In Canada, I was introduced to the idea of “third culture kid. ” Coined by  Ruth Hill Useem, it refers to an individual ” who has spent a significant part of their developmental years outside their parents’ culture, building relationships to all of the cultures they are exposed to, while not having full ownership of any-, assimilating elements into their life experience.”  At last I found a title for what I am, and more importantly, recognized there were others like me.

This process of identity took an interesting path.

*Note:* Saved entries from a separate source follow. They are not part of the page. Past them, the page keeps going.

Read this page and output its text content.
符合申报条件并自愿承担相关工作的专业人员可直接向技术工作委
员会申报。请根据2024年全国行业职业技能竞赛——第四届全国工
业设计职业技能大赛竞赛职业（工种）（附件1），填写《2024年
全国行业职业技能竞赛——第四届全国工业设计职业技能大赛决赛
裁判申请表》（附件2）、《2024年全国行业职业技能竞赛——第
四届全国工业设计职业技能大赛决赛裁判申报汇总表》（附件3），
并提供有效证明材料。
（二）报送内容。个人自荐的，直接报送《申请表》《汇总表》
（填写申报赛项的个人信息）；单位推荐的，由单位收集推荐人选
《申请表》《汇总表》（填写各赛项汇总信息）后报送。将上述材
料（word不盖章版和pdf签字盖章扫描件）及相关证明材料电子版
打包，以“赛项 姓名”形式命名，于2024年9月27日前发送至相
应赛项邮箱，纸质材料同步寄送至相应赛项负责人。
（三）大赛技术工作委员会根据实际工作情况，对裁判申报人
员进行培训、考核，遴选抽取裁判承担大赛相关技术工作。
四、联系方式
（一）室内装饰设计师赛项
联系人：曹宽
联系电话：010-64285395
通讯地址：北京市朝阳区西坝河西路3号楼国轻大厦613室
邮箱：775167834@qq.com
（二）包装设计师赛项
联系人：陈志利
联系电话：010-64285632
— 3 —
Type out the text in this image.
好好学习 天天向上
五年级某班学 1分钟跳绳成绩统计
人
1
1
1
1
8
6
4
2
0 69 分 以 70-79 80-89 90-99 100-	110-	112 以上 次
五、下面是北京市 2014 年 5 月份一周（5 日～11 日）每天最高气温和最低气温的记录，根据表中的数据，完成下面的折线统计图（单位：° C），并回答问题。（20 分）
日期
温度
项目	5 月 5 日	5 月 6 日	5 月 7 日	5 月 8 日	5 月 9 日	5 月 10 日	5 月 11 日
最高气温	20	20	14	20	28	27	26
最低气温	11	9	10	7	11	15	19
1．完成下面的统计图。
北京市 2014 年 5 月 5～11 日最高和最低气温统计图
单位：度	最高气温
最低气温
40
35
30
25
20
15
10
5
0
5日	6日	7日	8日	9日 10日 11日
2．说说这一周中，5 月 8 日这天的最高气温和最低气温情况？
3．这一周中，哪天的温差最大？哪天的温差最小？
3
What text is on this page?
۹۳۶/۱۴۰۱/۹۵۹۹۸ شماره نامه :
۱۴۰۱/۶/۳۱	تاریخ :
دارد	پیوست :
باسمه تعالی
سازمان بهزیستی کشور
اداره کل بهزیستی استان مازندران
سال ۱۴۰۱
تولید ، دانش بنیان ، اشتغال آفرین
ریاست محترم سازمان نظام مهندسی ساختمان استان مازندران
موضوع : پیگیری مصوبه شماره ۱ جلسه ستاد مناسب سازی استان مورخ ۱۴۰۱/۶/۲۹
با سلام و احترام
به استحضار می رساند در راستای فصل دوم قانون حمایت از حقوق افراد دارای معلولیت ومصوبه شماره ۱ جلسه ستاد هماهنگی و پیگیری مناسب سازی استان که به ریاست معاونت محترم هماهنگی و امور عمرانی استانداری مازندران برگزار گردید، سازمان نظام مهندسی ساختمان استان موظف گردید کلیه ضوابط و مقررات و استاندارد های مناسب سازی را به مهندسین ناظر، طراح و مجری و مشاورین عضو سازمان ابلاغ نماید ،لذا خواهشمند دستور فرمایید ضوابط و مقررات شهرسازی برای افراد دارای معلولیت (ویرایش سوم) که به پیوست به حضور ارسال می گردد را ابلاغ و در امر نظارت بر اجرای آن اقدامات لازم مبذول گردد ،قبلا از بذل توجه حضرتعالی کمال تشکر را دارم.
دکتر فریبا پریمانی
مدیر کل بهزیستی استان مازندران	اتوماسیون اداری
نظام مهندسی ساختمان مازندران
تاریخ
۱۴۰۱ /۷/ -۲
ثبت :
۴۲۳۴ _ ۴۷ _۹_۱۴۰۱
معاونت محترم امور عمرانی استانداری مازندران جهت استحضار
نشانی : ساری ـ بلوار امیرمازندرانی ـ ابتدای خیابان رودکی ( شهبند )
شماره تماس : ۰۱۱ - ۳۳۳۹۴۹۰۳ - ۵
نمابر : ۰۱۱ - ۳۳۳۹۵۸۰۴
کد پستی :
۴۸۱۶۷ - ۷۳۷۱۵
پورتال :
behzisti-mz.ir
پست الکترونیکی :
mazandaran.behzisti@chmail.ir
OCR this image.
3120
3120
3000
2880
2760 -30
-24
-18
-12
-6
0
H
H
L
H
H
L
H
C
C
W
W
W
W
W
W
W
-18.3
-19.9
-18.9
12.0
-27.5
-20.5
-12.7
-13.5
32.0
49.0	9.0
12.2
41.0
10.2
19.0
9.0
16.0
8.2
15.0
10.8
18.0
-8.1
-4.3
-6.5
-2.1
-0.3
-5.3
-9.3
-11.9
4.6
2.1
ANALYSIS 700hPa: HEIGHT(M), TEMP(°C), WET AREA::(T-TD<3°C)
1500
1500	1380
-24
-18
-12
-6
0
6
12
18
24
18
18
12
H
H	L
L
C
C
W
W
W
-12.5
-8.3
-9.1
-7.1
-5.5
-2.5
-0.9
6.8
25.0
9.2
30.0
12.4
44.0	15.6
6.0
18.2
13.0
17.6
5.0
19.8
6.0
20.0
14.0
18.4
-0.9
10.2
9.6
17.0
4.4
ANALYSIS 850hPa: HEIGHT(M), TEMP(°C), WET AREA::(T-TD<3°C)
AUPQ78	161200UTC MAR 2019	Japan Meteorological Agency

I recall my first day in high school in Surrey, BC. When my classmates asked where I was born, I replied “Swaziland.” They, however, heard or perceived “Switzerland.” My insistence that it was Swaziland, was met with puzzled looks and some polite nods as they had assumed I wanted to say Switzerland.  Realizing their misunderstanding, I explained that it was in fact Swaziland, a small country in Southern Africa!

How’s your pet lion?

Shortly after that, I was bombarded with questions of what it was like to live in Africa. Did we live in huts? Did we drive cars? Did we have pet elephants and lions? How come I spoke English so well? Thinking immediately they would laugh it off, I responded enthusiastically, “Yes, definitely, and I really missed my pet Lion, Simba.” When they willingly believed me, I was shocked and embarrassed. I soon discovered that their knowledge of Africa was limited to what little they saw on TV and news broadcasts.  I also realized how blessed I was to have traveled so much, and to have seen so many different places in the world. I made it my mission to make people aware of the rich culture and the beauty of Africa.

Although I faced minor comedic situations at school largely due to cultural differences in vocabulary, for example using the term “rubber” to a male classmate in place of “eraser,” “trolley” instead of “cart,” “boot” instead of “trunk”, etc. I quickly adapted to the Canadian way of life. Surrounded by people of diverse backgrounds, I began to feel settled for the first time in my life. I finished high school and continued on to university in BC. After many years of living in “the Best Place on Earth,” I found myself realizing that Canada could be “home.” However, it wasn’t until I took the oath of citizenship in January 2010 to become a naturalized Canadian that I truly felt that Canada is home and I am a Canadian.